Computational Insights into the Intramolecular Aromatic C–C Coupling Catalyzed by the Cytochrome P450 Enzyme CYP121 from Mycobacterium tuberculosis

Abstract

CYP121 is a P450 enzyme that catalyzes the intramolecular C–C coupling of its native substrate, dicyclotyrosine (cYY). According to previous suggestions, when the cosubstrate peracetic acid was used to generate Cpd I, the substrate cYY was suggested to participate in the cleavage of the O–O bond; however, whether cYY is involved in the formation of Cpd I and how two distant aromatic carbon atoms are activated are still unclear. Here, we constructed computational models and performed QM/MM calculations to clarify the reaction mechanism. On the basis of our calculation results, cYY is not involved in the formation of Cpd I, and the C–C coupling reaction starts from hydrogen abstraction.
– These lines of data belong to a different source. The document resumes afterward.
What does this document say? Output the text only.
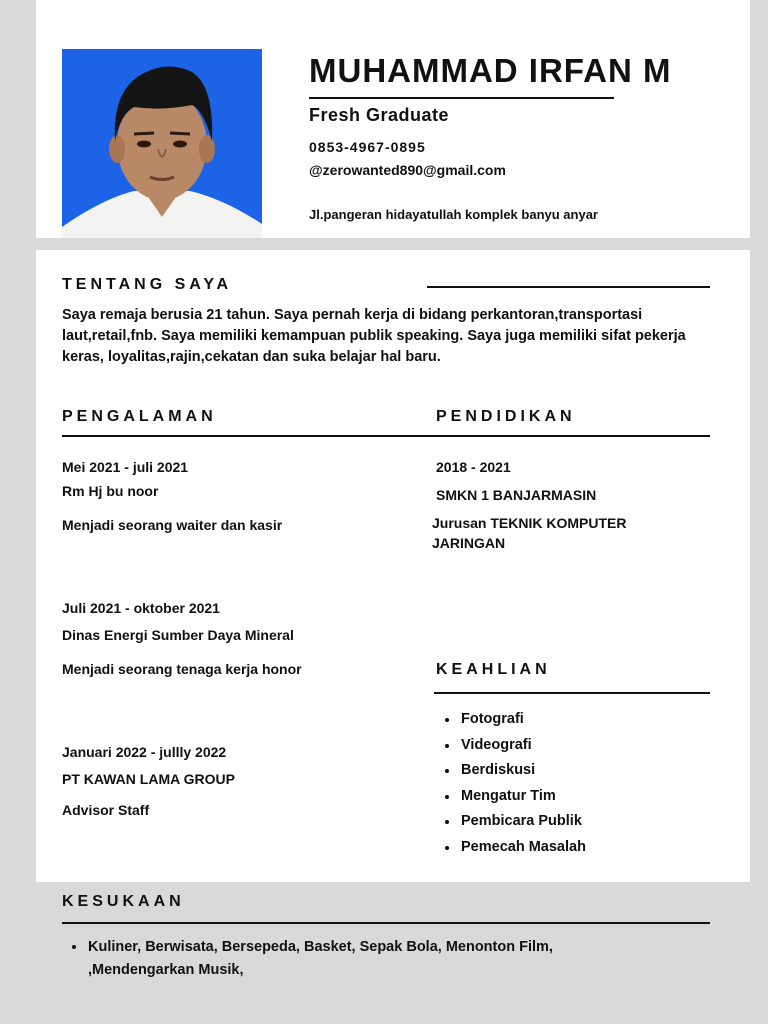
MUHAMMAD IRFAN M
Fresh Graduate
0853-4967-0895
@zerowanted890@gmail.com
Jl.pangeran hidayatullah komplek banyu anyar
TENTANG SAYA
Saya remaja berusia 21 tahun. Saya pernah kerja di bidang perkantoran,transportasi laut,retail,fnb. Saya memiliki kemampuan publik speaking. Saya juga memiliki sifat pekerja keras, loyalitas,rajin,cekatan dan suka belajar hal baru.
PENGALAMAN	PENDIDIKAN
Mei 2021 - juli 2021
Rm Hj bu noor
Menjadi seorang waiter dan kasir
Juli 2021 - oktober 2021
Dinas Energi Sumber Daya Mineral
Menjadi seorang tenaga kerja honor
Januari 2022 - jullly 2022
PT KAWAN LAMA GROUP
Advisor Staff
2018 - 2021
SMKN 1 BANJARMASIN
Jurusan TEKNIK KOMPUTER JARINGAN
KEAHLIAN
Fotografi
Videografi
Berdiskusi
Mengatur Tim
Pembicara Publik
Pemecah Masalah
KESUKAAN
Kuliner, Berwisata, Bersepeda, Basket, Sepak Bola, Menonton Film, ,Mendengarkan Musik,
In the second stage, the substrate should first undergo a complex conformational change, leading to two phenolic hydroxyls of cYY close to each other. In the subsequent reaction, the resultant Cpd II again abstracts a hydrogen atom from the proximal tyrosine to generate the diradical intermediate. In addition, the C–C coupling occurs in the active site, but the final aromatization may be a nonenzymatic reaction. In general, the intramolecular C–C coupling requires two basic conditions, including the active site having good flexibility and the substrate itself having a suitable and rotatable skeleton.